The electric force between two point charges is given by Coulomb's law:
F = (kq1q2)/r^2
where
k is Coulomb's constant (9 x 10^9 N m^2/C^2)
q1 and q2 are the magnitudes of the charges
r is the distance between the charges


Let's first calculate the electric force between the two charges when they are separated by a distance d.
F = (kq(-q))/d^2 [since charges are opposite in nature]
F = -kq^2/d^2


Now, let's calculate the electric force between the two charges when they are separated by a distance 2d.
F' = (kq(-q))/(2d)^2 [since charges are opposite in nature]
F' = -kq^2/(4d^2)


The work done by electric forces as the spacing changes from d to 2d is given by the difference in potential energy between the two configurations.
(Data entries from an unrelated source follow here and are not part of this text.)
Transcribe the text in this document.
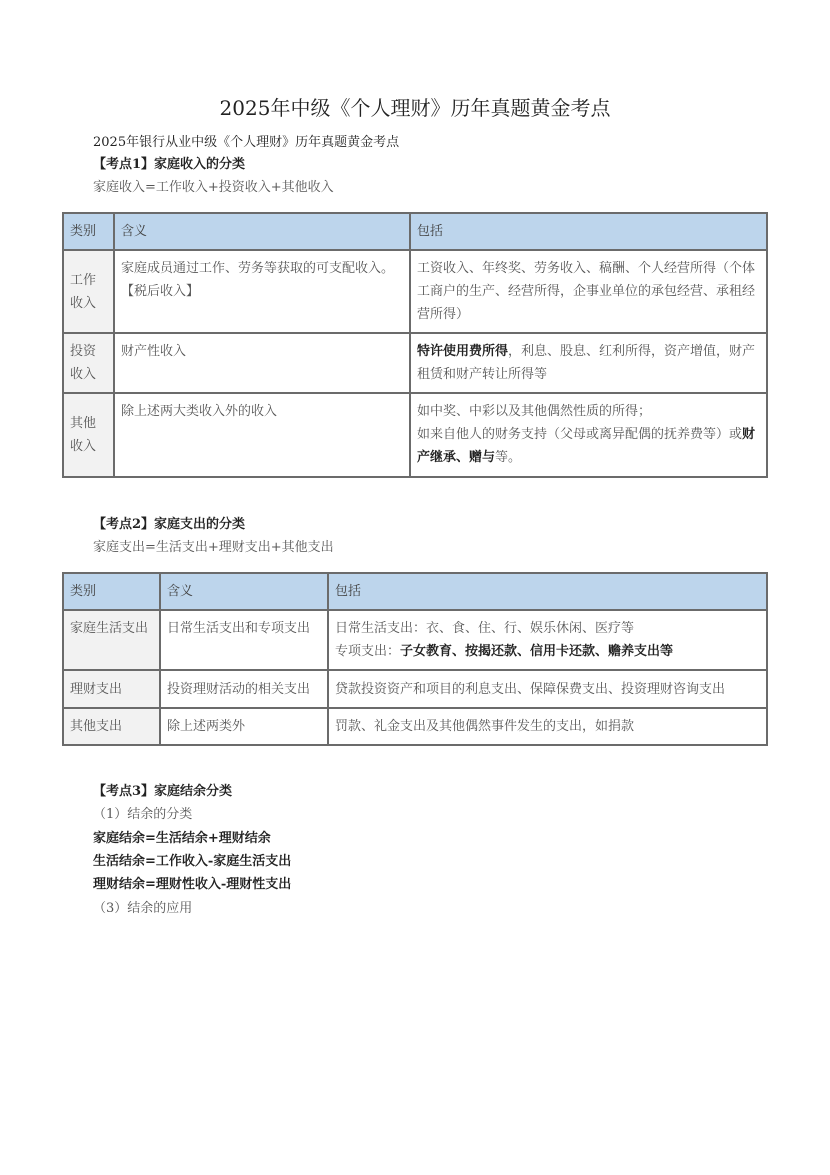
2025年中级《个人理财》历年真题黄金考点
2025年银行从业中级《个人理财》历年真题黄金考点
【考点1】家庭收入的分类
家庭收入=工作收入+投资收入+其他收入
类别	含义	包括
工作收入	家庭成员通过工作、劳务等获取的可支配收入。【税后收入】	工资收入、年终奖、劳务收入、稿酬、个人经营所得（个体工商户的生产、经营所得，企事业单位的承包经营、承租经营所得）
投资收入	财产性收入	特许使用费所得，利息、股息、红利所得，资产增值，财产租赁和财产转让所得等
其他收入	除上述两大类收入外的收入	如中奖、中彩以及其他偶然性质的所得；
如来自他人的财务支持（父母或离异配偶的抚养费等）或财产继承、赠与等。
【考点2】家庭支出的分类
家庭支出=生活支出+理财支出+其他支出
类别	含义	包括
家庭生活支出	日常生活支出和专项支出	日常生活支出：衣、食、住、行、娱乐休闲、医疗等
专项支出：子女教育、按揭还款、信用卡还款、赡养支出等
理财支出	投资理财活动的相关支出	贷款投资资产和项目的利息支出、保障保费支出、投资理财咨询支出
其他支出	除上述两类外	罚款、礼金支出及其他偶然事件发生的支出，如捐款
【考点3】家庭结余分类
（1）结余的分类
家庭结余=生活结余+理财结余
生活结余=工作收入-家庭生活支出
理财结余=理财性收入-理财性支出
（3）结余的应用
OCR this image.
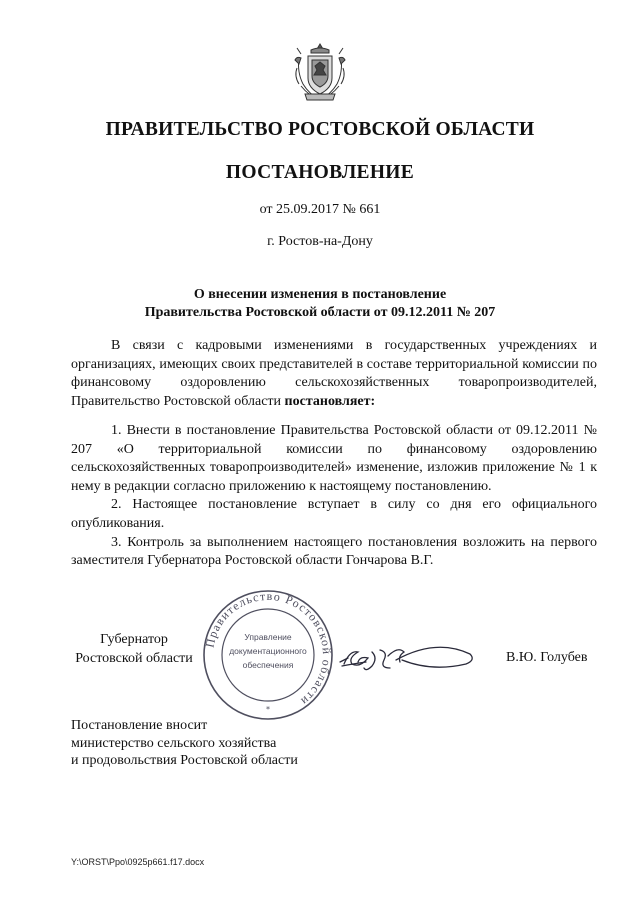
ПРАВИТЕЛЬСТВО РОСТОВСКОЙ ОБЛАСТИ
ПОСТАНОВЛЕНИЕ
от 25.09.2017 № 661
г. Ростов-на-Дону
О внесении изменения в постановление
Правительства Ростовской области от 09.12.2011 № 207

В связи с кадровыми изменениями в государственных учреждениях и организациях, имеющих своих представителей в составе территориальной комиссии по финансовому оздоровлению сельскохозяйственных товаропроизводителей, Правительство Ростовской области постановляет:

1. Внести в постановление Правительства Ростовской области от 09.12.2011 № 207 «О территориальной комиссии по финансовому оздоровлению сельскохозяйственных товаропроизводителей» изменение, изложив приложение № 1 к нему в редакции согласно приложению к настоящему постановлению.

2. Настоящее постановление вступает в силу со дня его официального опубликования.

3. Контроль за выполнением настоящего постановления возложить на первого заместителя Губернатора Ростовской области Гончарова В.Г.

Губернатор
Ростовской области
Правительство Ростовской области
Управление
документационного
обеспечения
*
В.Ю. Голубев
Постановление вносит
министерство сельского хозяйства
и продовольствия Ростовской области
Y:\ORST\Ppo\0925p661.f17.docx
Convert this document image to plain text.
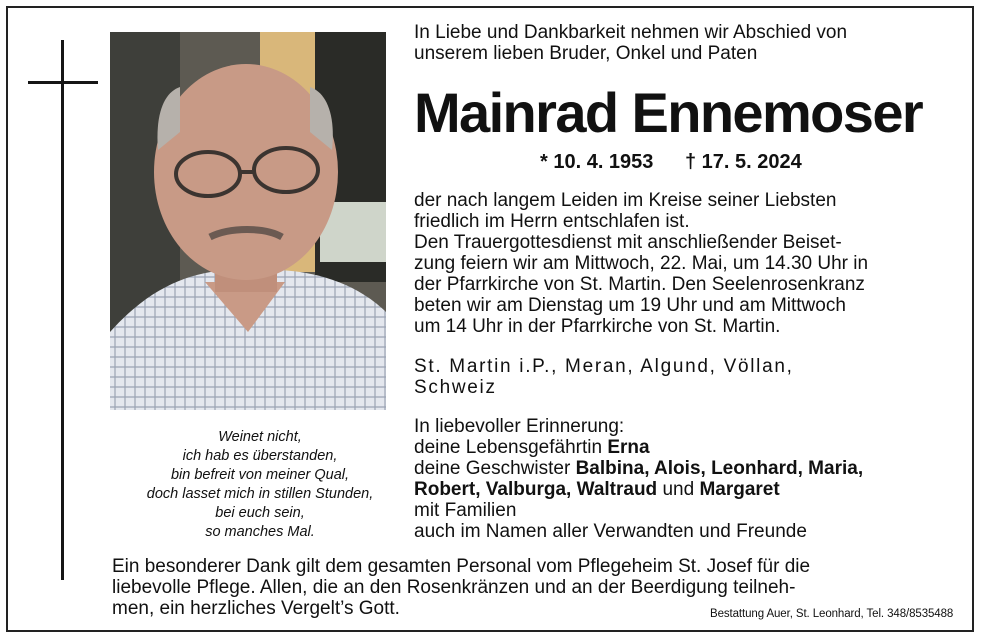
Weinet nicht,
ich hab es überstanden,
bin befreit von meiner Qual,
doch lasset mich in stillen Stunden,
bei euch sein,
so manches Mal.
In Liebe und Dankbarkeit nehmen wir Abschied von
unserem lieben Bruder, Onkel und Paten
Mainrad Ennemoser
* 10. 4. 1953 † 17. 5. 2024
der nach langem Leiden im Kreise seiner Liebsten
friedlich im Herrn entschlafen ist.
Den Trauergottesdienst mit anschließender Beiset-
zung feiern wir am Mittwoch, 22. Mai, um 14.30 Uhr in
der Pfarrkirche von St. Martin. Den Seelenrosenkranz
beten wir am Dienstag um 19 Uhr und am Mittwoch
um 14 Uhr in der Pfarrkirche von St. Martin.
St. Martin i.P., Meran, Algund, Völlan,
Schweiz
In liebevoller Erinnerung:
deine Lebensgefährtin Erna
deine Geschwister Balbina, Alois, Leonhard, Maria,
Robert, Valburga, Waltraud und Margaret
mit Familien
auch im Namen aller Verwandten und Freunde
Ein besonderer Dank gilt dem gesamten Personal vom Pflegeheim St. Josef für die
liebevolle Pflege. Allen, die an den Rosenkränzen und an der Beerdigung teilneh-
men, ein herzliches Vergelt’s Gott.	Bestattung Auer, St. Leonhard, Tel. 348/8535488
The potential energy of a system of two point charges is given by:
U = (kq1q2)/r


The potential energy of the system when the charges are separated by a distance d is:
U = (kq(-q))/d
U = -kq^2/d


The potential energy of the system when the charges are separated by a distance 2d is:
U' = (kq(-q))/(2d)
U' = -kq^2/(2d)


The difference in potential energy between the two configurations is:
ΔU = U' - U
ΔU = (-kq^2/(2d)) - (-kq^2/d)
ΔU = -kq^2/(2d)


The work done by electric forces as the spacing changes from d to 2d is equal to the difference in potential energy:
W = ΔU
W = -kq^2/(2d)


Therefore, the work done by electric forces as the spacing changes from d to 2d is -kq^2/(2d). This represents the energy required to move the charges apart from each other.